Stephen J. Pitti, professor of history and American studies, is among a group of scholars who has been invited by the White House to take part in a forum exploring American Latino heritage.

The White House Forum on American Latino Heritage, hosted by the U.S. Department of the Interior on Oct. 12 and attended by 600 guests, is focused on honoring, recognizing and identifying the contributions of American Latinos in the fabric of America. Participating scholars have committed to serve on the American Latino Heritage Scholars Panel, which advises the National Park System advisory board on matters related to the development of the American Latino Theme Study, including areas of American Latino history that are underrepresented in the current roster of national parks, national historic landmarks, national historic trails, national heritage areas, and other historical places that fall within the scope of National Park Service responsibilities.

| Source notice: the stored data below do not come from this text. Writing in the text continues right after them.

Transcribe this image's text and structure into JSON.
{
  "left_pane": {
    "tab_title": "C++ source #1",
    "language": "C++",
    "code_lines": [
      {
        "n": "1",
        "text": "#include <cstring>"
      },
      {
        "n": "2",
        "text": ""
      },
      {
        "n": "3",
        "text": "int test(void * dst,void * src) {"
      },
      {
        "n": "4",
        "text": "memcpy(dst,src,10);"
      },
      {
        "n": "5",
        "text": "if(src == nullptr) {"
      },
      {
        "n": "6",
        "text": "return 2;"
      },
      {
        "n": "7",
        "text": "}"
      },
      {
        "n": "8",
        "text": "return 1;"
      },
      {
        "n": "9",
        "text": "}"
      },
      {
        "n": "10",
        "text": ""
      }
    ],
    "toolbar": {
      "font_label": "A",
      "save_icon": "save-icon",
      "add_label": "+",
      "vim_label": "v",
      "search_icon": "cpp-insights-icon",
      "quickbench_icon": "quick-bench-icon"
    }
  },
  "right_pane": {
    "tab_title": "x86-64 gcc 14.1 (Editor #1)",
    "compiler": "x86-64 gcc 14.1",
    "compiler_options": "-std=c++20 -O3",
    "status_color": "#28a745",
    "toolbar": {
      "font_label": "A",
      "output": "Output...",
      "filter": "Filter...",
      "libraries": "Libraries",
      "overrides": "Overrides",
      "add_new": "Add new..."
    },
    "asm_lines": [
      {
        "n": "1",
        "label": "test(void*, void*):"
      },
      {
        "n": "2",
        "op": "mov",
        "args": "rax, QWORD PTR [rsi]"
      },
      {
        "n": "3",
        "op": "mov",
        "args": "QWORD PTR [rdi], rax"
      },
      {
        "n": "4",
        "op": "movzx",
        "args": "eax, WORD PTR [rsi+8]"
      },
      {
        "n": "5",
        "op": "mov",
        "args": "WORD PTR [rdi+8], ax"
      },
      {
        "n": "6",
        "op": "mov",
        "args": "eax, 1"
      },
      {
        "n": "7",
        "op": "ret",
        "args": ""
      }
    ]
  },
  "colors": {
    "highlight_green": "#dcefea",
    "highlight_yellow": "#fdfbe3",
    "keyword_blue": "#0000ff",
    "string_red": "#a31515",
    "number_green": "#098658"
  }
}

The panel will make recommendations on locations where this history can be found, including buildings, structures, sites, districts communities, other places that may be candidates for official recognition, designation protection, and interpretation.

The scholars will glean information from audience members by asking such questions as: How can the National Park Service do a better job of telling the story of American Latinos in its national parks and historic preservation programs? And, how well is American Latino history taught in schools — elementary, secondary, college, university, post-graduate, and continuing education?

Pitti, who will serve as the historian for one of the breakout sessions, teaches undergraduate and graduate courses in Latino studies, ethnic studies, Western history, 20th-century immigration, civil rights, and related subjects. He is the director of the Program in Ethnicity, Race, and Migration, and master of Ezra Stiles College. Pitti also directs the Latina/o History Project, which explores ethnic Mexican, Puerto Rican, Dominican, Cuban and other Latino histories in the United States.